The workshop saw various presentations around cassava production and two parallel sessions (see annex ii). Mr. Yim Soksophors provided a general background on SNV Climate smart agriculture programme touching on various solutions being implemented by different countries within the projects and goals of the SNV CSA programme. This was followed by a presentation by Mr. Kitinya Kirina who presented on; Findings/Key output of the CSA project. Mr. Lim Sokundarun presented the situation of cassava production and market in Cambodia. After the three presentations, the participants went on parallel sessions where two topics were tackled a) Cassava production techniques and b) Contextual challenges in the cassava value chain. Participants were asked to go around and have a look at the findings from each group. Representatives from each group were asked to give the short summary of their discussions. In the afternoon sessions, input supplier presented on input supply. The floor was then opened for a question and answer sessions at the ends of the presentations. A synthesis of the key outcomes of the presentations and discussions is included.

  • Cassava is planted in the rainfed areas so that farmers wholly rely on rainwater. So proper cassava production planning or better access to climate information would help farmers to prepare a smart production plan in dealing with the drought. In addition, together with the intercropping practices, the farmers will be able to maintain and improve their soil for sustainable use, not only that the farmers can also produce additional food sources for family consumption and income from the application of intercropping.
  • The farmers have gained knowledge and experience through carrying out the trials (intercropping in cassava production) that introduced by the CSA project in 2014. This knowledge and experience will enable them to improve cassava production practices and adaptation to climate change in next seasons.
  • Make available good quality agricultural inputs (e.g. cassava cutting stems) is very important for farmers. Currently, the farmers rely on cassava cutting stems imported from Vietnam, however, those cassava cutting stems are not good quality, and they are sometimes infected with diseases and/or pest insects.
  • Understanding on climate change concept is very necessary and important for all local stakeholders especially for the commune councils and district councils to integrate the climate change adaptation into local development plans.
  • Cassava is second important cash crops, the majority of the farmers in Tboung Khmum involve in the cassava production.

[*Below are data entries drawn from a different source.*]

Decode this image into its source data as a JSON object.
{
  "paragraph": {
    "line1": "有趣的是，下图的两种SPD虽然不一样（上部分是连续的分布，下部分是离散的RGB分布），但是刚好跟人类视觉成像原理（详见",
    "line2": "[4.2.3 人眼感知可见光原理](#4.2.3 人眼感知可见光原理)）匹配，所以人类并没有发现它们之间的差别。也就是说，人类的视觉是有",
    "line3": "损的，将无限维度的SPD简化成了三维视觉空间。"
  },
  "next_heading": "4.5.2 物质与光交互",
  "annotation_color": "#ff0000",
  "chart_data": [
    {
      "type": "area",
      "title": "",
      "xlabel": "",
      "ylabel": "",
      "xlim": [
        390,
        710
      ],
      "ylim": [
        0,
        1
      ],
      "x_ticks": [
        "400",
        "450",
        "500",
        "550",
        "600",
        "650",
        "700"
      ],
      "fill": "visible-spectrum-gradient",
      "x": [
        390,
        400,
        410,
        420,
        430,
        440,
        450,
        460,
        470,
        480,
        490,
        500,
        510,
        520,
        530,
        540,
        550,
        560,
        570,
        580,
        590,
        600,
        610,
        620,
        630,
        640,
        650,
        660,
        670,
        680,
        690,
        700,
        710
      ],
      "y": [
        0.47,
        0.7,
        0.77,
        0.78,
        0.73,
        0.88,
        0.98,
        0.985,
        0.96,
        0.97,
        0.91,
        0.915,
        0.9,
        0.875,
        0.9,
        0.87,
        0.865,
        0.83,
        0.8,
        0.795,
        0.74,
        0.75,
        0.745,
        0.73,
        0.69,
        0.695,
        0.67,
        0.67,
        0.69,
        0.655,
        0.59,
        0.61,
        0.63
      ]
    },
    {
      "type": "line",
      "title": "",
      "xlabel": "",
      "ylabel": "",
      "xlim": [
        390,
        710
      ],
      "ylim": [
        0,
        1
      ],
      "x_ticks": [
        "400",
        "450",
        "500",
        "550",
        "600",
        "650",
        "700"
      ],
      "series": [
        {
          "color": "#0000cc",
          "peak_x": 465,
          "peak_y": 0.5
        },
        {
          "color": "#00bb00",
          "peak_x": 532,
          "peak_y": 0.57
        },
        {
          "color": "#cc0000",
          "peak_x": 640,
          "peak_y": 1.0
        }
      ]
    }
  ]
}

However, high proportion of fresh cassava produced is export to Vietnam. The Royal Government of Cambodia is making an effort to create a favourable policy and condition for the domestic market and export market, especially China market.

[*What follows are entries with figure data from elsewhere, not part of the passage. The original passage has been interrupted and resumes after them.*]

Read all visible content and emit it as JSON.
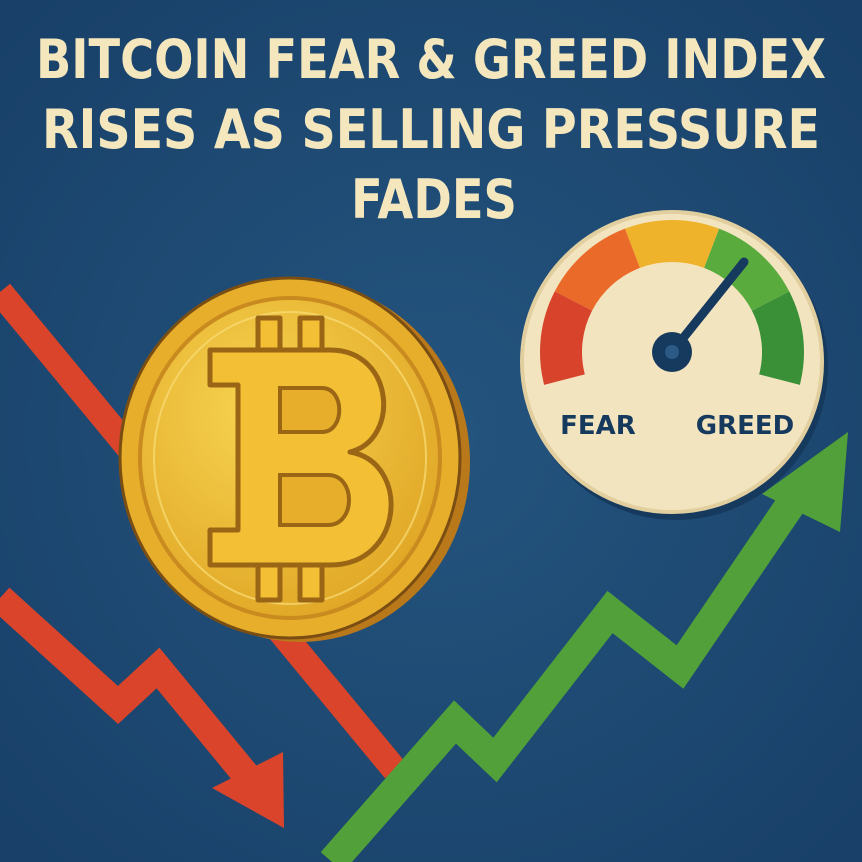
{
  "header": {
    "title_lines": [
      "BITCOIN FEAR & GREED INDEX",
      "RISES AS SELLING PRESSURE",
      "FADES"
    ]
  },
  "gauge": {
    "labels": [
      "FEAR",
      "GREED"
    ]
  }
}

  • Further support and coordination among relevant government specialised agencies, private sectors and farmers / farmer groups are strongly needed to ensure a good cassava value chain.

The workshop session was closed out by a brief wrap up from Mr. Yim Soksophors who highlighted the key discussion points in the workshop. He also mentioned about active participation of the participants to give inputs especially during the parallel discussion and build network for future cooperation among the participants in the future. He added that key ideas for CSA project to be implemented next year were generated from the workshop. The farmers have learned and received good experience from the cassava trials (intercropping) and would help to boost productivity and resiliency of the farmers to deal with climate change impact. He also summarized what farmers going forward would be interested in and what role the government agencies and other relevant intuitions should play. Mr. You Tainghy appreciated the sharing of the participants and officially closed the workshop.